The characters of both Hamish and Reggie are interesting, and Reggie in her exploration of Boston’s working class precincts is a lot of fun, but they cut themselves off from their backgrounds, leaving a lot about where they respectively began more than a bit murky.

But not nearly as murky as the character of Luca Valari, around whom so much of the story resolves. Luca seems to be absolutely dripping in charisma, and Hamish certainly hero-worships him. Reggie is grateful for a job opportunity that does not involve being groped and ogled, and is caught up in his spell to some extent, but not in a romantic sense. Still, she’s aware that Luca has something that makes people want to please him.

However, while it is obvious fairly early on that Luca is up to his eyeballs in something at least slightly dirty, neither Hamish nor Reggie are savvy enough to figure out exactly what, or how much, until it is far too late. Unfortunately for the reader, Luca is so good at keeping his secrets that even after all is supposedly revealed, it still feels like some things remain lost in that murk.

This is also a very slow building story. The titular murder does not occur until the mid-point of the story, and it is only then that things begin to move into a higher gear. While the introduction to the characters and their situation is interesting, it takes rather long to get to the meat of the story.

Murder at the Flamingo, as hinted at by its art deco inspired covers, takes place in the late 1930s, post-Prohibition, pre-World War II and in the depths of the Great Depression. This isn’t a period that has been seen a lot previously in historical mystery, so readers may not be as familiar with this setting as, for example, the “Roaring 20s” or the WWII time frame. More grounding in the setting might have been helpful.
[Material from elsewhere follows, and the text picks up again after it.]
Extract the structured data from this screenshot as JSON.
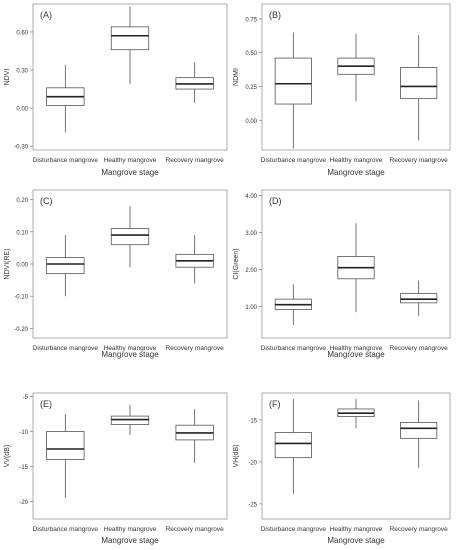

If this time period interests you, another historical mystery series set in the 1930s, the Jake and Laura series by Michael Murphy, is worth taking a look at. The first book is The Yankee Club, and it comes at the period from a different perspective as both Jake and Laura, while doing well by the time the story begins, both had a much more hardscrabble upbringing than either Hamish or Reggie.

I liked Hamish and Reggie more than well enough to stick around for their next adventure. I want to see if Quasimodo manages to figure out that he really is Superman, and gets the girl after all.